KEHADIRAN NEGARA ATAS PENANGANAN BENCANA DI SUMATERA DAN ACEH
Dalam beberapa pekan terakhir, rangkaian bencana alam kembali menghantam sejumlah wilayah di Sumatera dan Aceh. Banjir bandang menerjang pemukiman, tanah longsor menutup akses jalan utama, dan gempa bumi mengguncang kawasan pesisir. Ribuan warga kehilangan tempat tinggal, sekolah rusak, dan sentra ekonomi lumpuh seketika.
Bencana alam yang melanda wilayah Sumatera dan Aceh dalam beberapa minggu terakhir kembali membuka luka lama sekaligus memunculkan pertanyaan mendasar: Apakah negara sudah benar-benar hadir untuk melindungi warganya? Gempa, banjir, hingga tanah longsor yang terjadi bukan sekadar urusan alam, tetapi juga ujian bagi kemampuan negara dalam memastikan keselamatan masyarakat. Di tengah tingginya korban dan kerusakan, publik mempertanyakan seberapa cepat dan seberapa efektif pemerintah merespons situasi darurat ini. Pertanyaan tersebut tidak hanya relevan secara moral, tetapi juga memiliki dasar hukum yang kuat, mengingat konstitusi dan undang-undang secara jelas menegaskan bahwa negara wajib melindungi setiap warga dari ancaman bencana.
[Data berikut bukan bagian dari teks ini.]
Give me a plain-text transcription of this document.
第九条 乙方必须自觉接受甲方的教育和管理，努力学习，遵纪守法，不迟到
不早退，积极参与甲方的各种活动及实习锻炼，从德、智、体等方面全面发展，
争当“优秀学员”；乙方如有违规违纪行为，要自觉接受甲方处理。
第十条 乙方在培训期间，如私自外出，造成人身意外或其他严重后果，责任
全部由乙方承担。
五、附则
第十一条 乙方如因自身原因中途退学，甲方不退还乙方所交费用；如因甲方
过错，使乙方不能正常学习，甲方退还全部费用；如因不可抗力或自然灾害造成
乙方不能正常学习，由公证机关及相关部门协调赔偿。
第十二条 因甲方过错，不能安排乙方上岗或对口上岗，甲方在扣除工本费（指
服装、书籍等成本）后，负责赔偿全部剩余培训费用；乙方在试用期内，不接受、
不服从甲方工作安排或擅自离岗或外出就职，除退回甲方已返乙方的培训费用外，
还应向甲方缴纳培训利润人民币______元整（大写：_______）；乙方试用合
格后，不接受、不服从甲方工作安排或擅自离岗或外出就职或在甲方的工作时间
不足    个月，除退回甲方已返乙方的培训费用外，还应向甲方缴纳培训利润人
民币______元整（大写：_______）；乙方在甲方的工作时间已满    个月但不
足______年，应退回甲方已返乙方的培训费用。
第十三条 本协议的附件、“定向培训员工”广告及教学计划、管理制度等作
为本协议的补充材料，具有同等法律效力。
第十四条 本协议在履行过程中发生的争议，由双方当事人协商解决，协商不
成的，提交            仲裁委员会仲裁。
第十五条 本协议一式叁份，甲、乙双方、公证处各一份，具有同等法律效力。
Secara hukum, negara memiliki mandat kuat untuk melindungi warga dari ancaman bencana hal ini terakomodir dalam Pasal 28G ayat (1) UUD 1945 menegaskan hak masyarakat atas rasa aman dan perlindungan dari ancaman. Kewajiban tersebut dipertegas dalam UU No. 24 Tahun 2007 tentang Penanggulangan Bencana, yang mengatur peran negara dalam:
- mitigasi dan pencegahan,
- penyelamatan dan evakuasi,
- penyediaan bantuan darurat
- pemulihan pasca bencana.
Meski kerangka hukumnya cukup jelas, implementasi di lapangan kerap menghadapi berbagai hambatan. Meski upaya evakuasi dan distribusi bantuan terus berlangsung, pertanyaan publik tak bisa diabaikan. Apakah kehadiran negara hanya diukur dari datangnya bantuan darurat? Ataukah harus mencakup upaya jangka panjang seperti mitigasi, peningkatan kapasitas daerah, dan edukasi warga? Pemerintah pusat menyatakan akan memperkuat koordinasi dan mempercepat penyaluran logistik ke wilayah terdampak. Namun publik menunggu langkah konkret yang bisa memastikan bencana tidak terus memakan korban dalam jumlah besar.
Bencana di Sumatera dan Aceh menjadi pengingat keras bahwa kehadiran negara bukanlah bonus atau kemurahan hati justru Itu adalah mandat konstitusi dan hak tiap warga negara. Negara tidak boleh hanya hadir ketika sirine berbunyi. Ia harus hadir jauh sebelum itu: dalam perencanaan, pencegahan, dan pengelolaan risiko.
Selama itu belum terwujud, pertanyaan masyarakat akan terus menggema:
“Apakah negara sudah hadir?”
Sebuah pertanyaan sederhana—tetapi jawabannya menentukan hidup ratusan ribu orang.